OD is often programmatic, meaning it often involves a series or collection of interventions rather than just one intervention. For example, a large organisation wanting to develop its culture will not achieve this with one intervention (eg a series of workshops on the ‘new’ culture’ over a month), but will more likely require a series of interventions (eg workshops, training, communication campaigns, motivational realignment, updating of rituals and symbols) over a number of months or even years in order to see real improvement. Failure in diagnosis (eg focusing on the wrong problem), planning (eg choosing the wrong intervention) or intervention (eg running the intervention in a disorganised or unprofessional manner), will allow the initial problems to persist.
Significant changes to an organisation’s effectiveness are rarely achieved by haphazard or accidental interventions or processes. They are also rarely achieved by lone individuals or leaders. Hence, in most organisations an OD programme requires a team of committed individuals (including significant representation from the leadership of the organisation) to guide and oversee OD programmes. In some large organisations this will result in an entire OD department dedicated to this purpose.

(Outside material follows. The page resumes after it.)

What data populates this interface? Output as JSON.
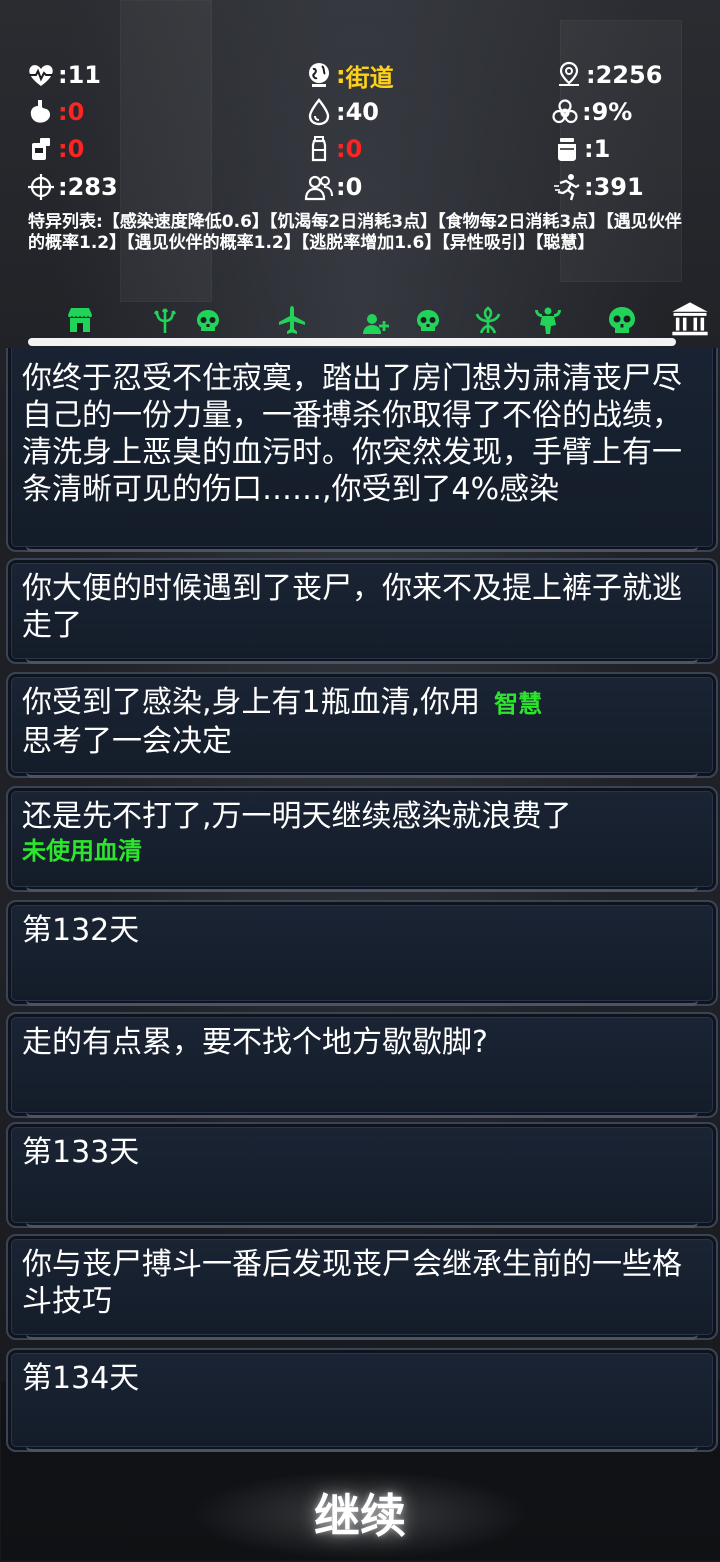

Regardless of who is doing the work, OD is so important to the organisation that the leader has to be present and committed to aid, guide and oversee the OD process. Leaders should never relegate themselves to the periphery of OD by abdicating the organisation’s whole OD programme to others (eg HR or consultants), and significant involvement (at least in terms of awareness and support) of the board is critical. Equally, leaders may lose perspective of their organisation and problems that occur, and it is even possible that the leader becomes part of the problem. In this case, having an independent and experienced outsider to aid the OD process is critical. Aspects or tasks in the OD process can be delegated, but the overall direction and championing of the OD programme requires a passionate, involved and humble leader.
I hope what you have seen thus far is that OD is relevant to every organisational leader. Within NPOs, as well as corporate environments, there is little forgiveness for organisational ineffectiveness, and organisations disappear every year. Equally I hope you will see that OD follows a logical and systematic sequence. It is not haphazard and does not rely on (much) guess-work. Rather it is a step-by-step process of identifying problems or needed changes, planning those changes, and implementing the changes (through interventions) in an orderly and thoughtful manner. This should make sense to most committed and experienced leaders who will know that it usually takes persistence and long-term effort to achieve anything of real value.